Cette attitude anglaise a été, après la guerre, sévèrement critiquée. Des historiens ont estimé que la classification d’« ennemis » de tous les étrangers qui, en Angleterre, étaient des nationaux de pays sous contrôle allemand, les Juifs inclus, était inacceptable. « Les dirigeants anglais, un quart de siècle après avoir demandé la création d’un Jewish National Home, d’une patrie juive, étaient incapables de reconnaître les Juifs comme une nation, comme un peuple. Ils les traitaient comme nationaux des Etats qui leur avaient enlevé tous leurs droits. Il en résultait un paradoxe : parmi les peuples contre lesquels Hitler avait déclaré la guerre, il y en avait un, les Juifs, dont les stratèges alliés se refusèrent à reconnaître l’existence même. »[11] Cette problématique s’était déjà posée dans les années qui précédèrent la guerre.[12] Elle ne trouva sa solution que lorsque l’Etat d’Israël fut créé, en mai 1948, et que la différenciation entre Israéliens et Juifs nationaux d’autres pays fut clarifiée.

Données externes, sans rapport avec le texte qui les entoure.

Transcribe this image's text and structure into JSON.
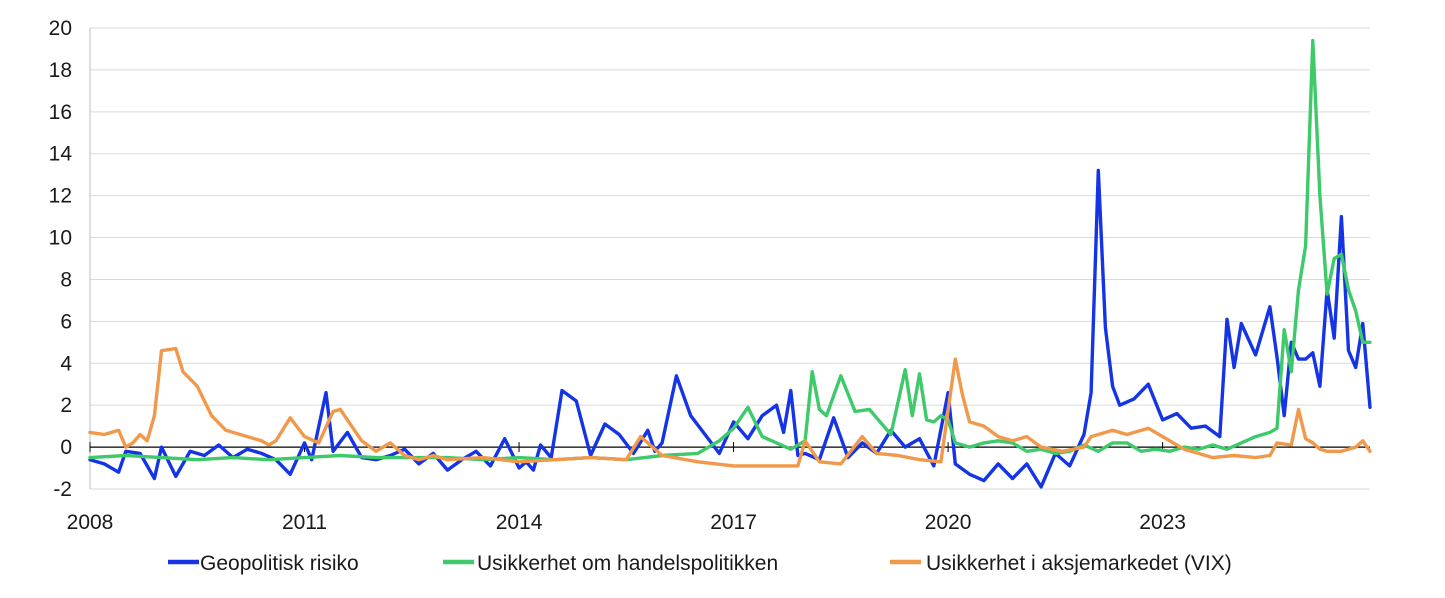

Ces critiques ne devraient jamais faire oublier la contribution majeure de l’Angleterre, que Yehuda Bauer décrit ainsi : « Dans son combat désespéré pour assurer sa propre survie, seule jusqu’en juin 1941, l’Angleterre a épargné aux Juifs de Palestine, d’Afrique du Nord et de l’Empire britannique le sort des Juifs d’Europe. »[13] L’Occident lui doit une reconnaissance de taille pour avoir conduit avec courage et persistance cette bataille, alors que tout se liguait contre elle.

Copyright Marc-André Charguéraud. Genève. 2021. Reproduction autorisée sous réserve de mention de la source.
Publié sur Alliance premier magazine juif sur le net depuis 1997

[1] Abella et Troper, p. 69.

[2] Bernard Wasserstein, Les Alliés et les Neutres face à la politique nazie, in François Furet, éd. L’Allemagne nazie et le Génocide juif. Colloque de l’Ecole des Hautes Etudes en Sciences Sociales, Paris, Gallimard / Seuil, 1985, p. 366.

 

[3] Wasserstein 1979, p. 109.

[4] Ibid., p. 47.

[5] Gilbert Badia, Les Barbelés de l’exil : Etude sur l’immigration allemande et autrichienne (1938-1940), Grenoble, Presses Universitaires de Grenoble, 1979, p. 171.

[6] Wasserstein 1979 p.88

[7] Wasserstein 1979, p. 88, 90 et 107.

[8] Marrus 1985 p.25

[9] Wasserstein 1979 p .96

[10] Wasserstein 1979 p. 92 et 94. La seconde déclaration est d’Alderman Dean du London County Council.

[11] Finger, op. cit. p. 3.

[12] Charguéraud 1998, op. cit., p. 68 ss : La Nation juive.

[13] Yehuda Bauer, A History of the Holocaust, New York, Franklin Watts, 1982, p. 297 Italiques ajoutées.